# Some basic question about obtain minimal polynomial of algebraic element.

For example, let $$c=p^{1/2}+q^{1/3}$$ for some prime integers $$p$$ is not $$q$$. To find minimal polynomial of $$c$$ over $$\mathbb{Q}(p^{1/2})$$, use $$(c-p^{1/2})^3=q$$, then we can obtain $$f=x^3-3p^{1/2}x^2+3px-p^{3/2}-q$$. It is minimal polynomial of $$c$$ over $$\mathbb{Q}(p^{1/2})$$, but I don't know how to sure that this polynomial is minimal polynomial.

If I prove the polynomials which degree 0, 1, 2 cannot satisfy $$g(c)=0$$, then can I say that $$f$$ is minimal polynomial? I guess I also have to show that $$f$$ is irreducible.. I already know there are unique monic irreducible polynomial, so if I prove $$f$$ is irreducible, then we can say that minimal polynomial is $$f$$ which have degree 3?

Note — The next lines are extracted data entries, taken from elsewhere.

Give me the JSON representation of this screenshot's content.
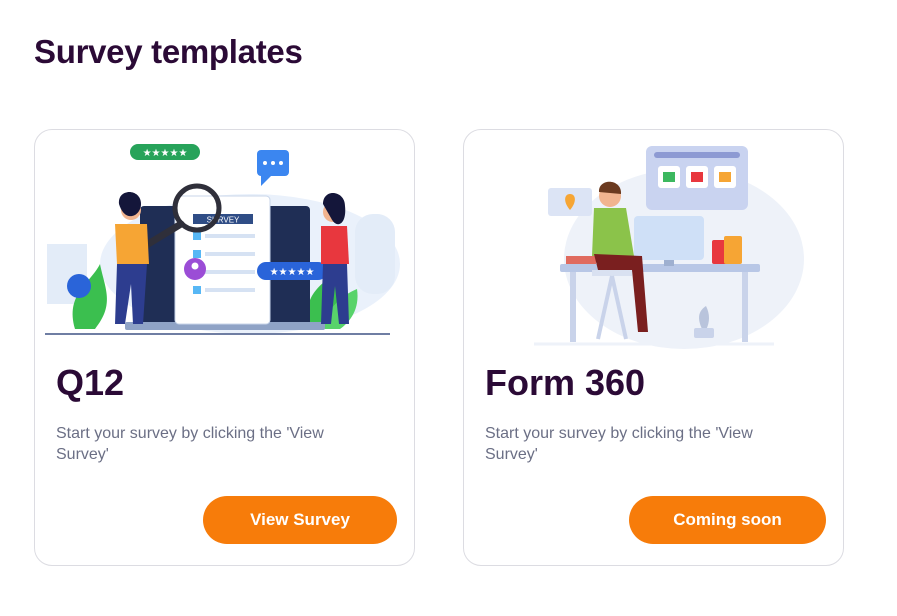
{
  "page": {
    "title": "Survey templates"
  },
  "cards": [
    {
      "title": "Q12",
      "description": "Start your survey by clicking the 'View Survey'",
      "button_label": "View Survey",
      "illustration_label": "SURVEY",
      "illustration": "survey-illustration"
    },
    {
      "title": "Form 360",
      "description": "Start your survey by clicking the 'View Survey'",
      "button_label": "Coming soon",
      "illustration": "online-shopping-illustration"
    }
  ],
  "colors": {
    "title": "#2b0a36",
    "description": "#6b6f85",
    "button": "#f77c0a",
    "card_border": "#dcdce2"
  }
}
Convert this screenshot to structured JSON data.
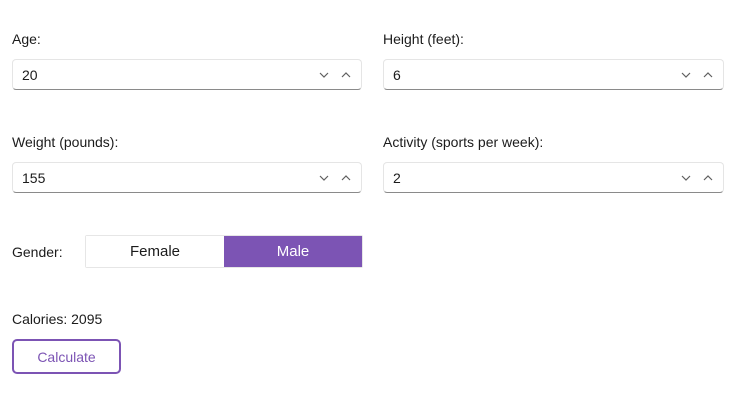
{
  "age": {
    "label": "Age:",
    "value": "20"
  },
  "height": {
    "label": "Height (feet):",
    "value": "6"
  },
  "weight": {
    "label": "Weight (pounds):",
    "value": "155"
  },
  "activity": {
    "label": "Activity (sports per week):",
    "value": "2"
  },
  "gender": {
    "label": "Gender:",
    "options": [
      "Female",
      "Male"
    ],
    "selected": "Male"
  },
  "result": {
    "text": "Calories: 2095"
  },
  "calculate": {
    "label": "Calculate"
  },
  "icons": {
    "spin_down": "chevron-down-icon",
    "spin_up": "chevron-up-icon"
  },
  "colors": {
    "accent": "#7c54b4",
    "text": "#1b1b1b",
    "icon": "#5f5f5f"
  }
}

Either of the following statements would show that $$f$$ is the minimal polynomial of $$c$$ in $$\mathbb Q(p^{1/2})$$:
1. There is no polynomial $$g\in\mathbb Q(p^{1/2})[x]$$ with $$\deg g<\deg f$$ and $$g(c)=0$$.
2. The polynomial $$f$$ is irreducible.
It is clear that the first condition implies the second since, if $$f=gh$$ with $$\deg g,\deg h>0$$, then either $$g(c)=0$$ or $$h(c)=0$$, but both have strictly smaller degree. The second also implies the first because we can take the greatest common divisor: if $$g$$ is a polynomial for which $$g(c)=0$$, then $$\gcd(f,g)$$ is also such a polynomial (this essentially follows from the fact that the minimal polynomial exists). This polynomial has degree strictly smaller than that of $$f$$, and must also divide $$f$$, so its existence would contradict the irreducibility. In general, the minimal polynomial of $$c$$ must divide such an $$f$$ -- this can actually be taken to be a definition of the term "minimal polynomial."
Condition 1 is useful if you want to show something has minimal polynomial of high degree, but can't be sure what its minimal polynomial should actually be. Condition 2 requires a lot less to be verified; in particular, $$f$$ is of degree $$3$$, so, if it is not irreducible, it has to have a linear factor. Proving that your $$f$$ has no linear factor is much easier than dealing with an arbitrary polynomial of degree $$\leq 2$$, so it's a much better path forward.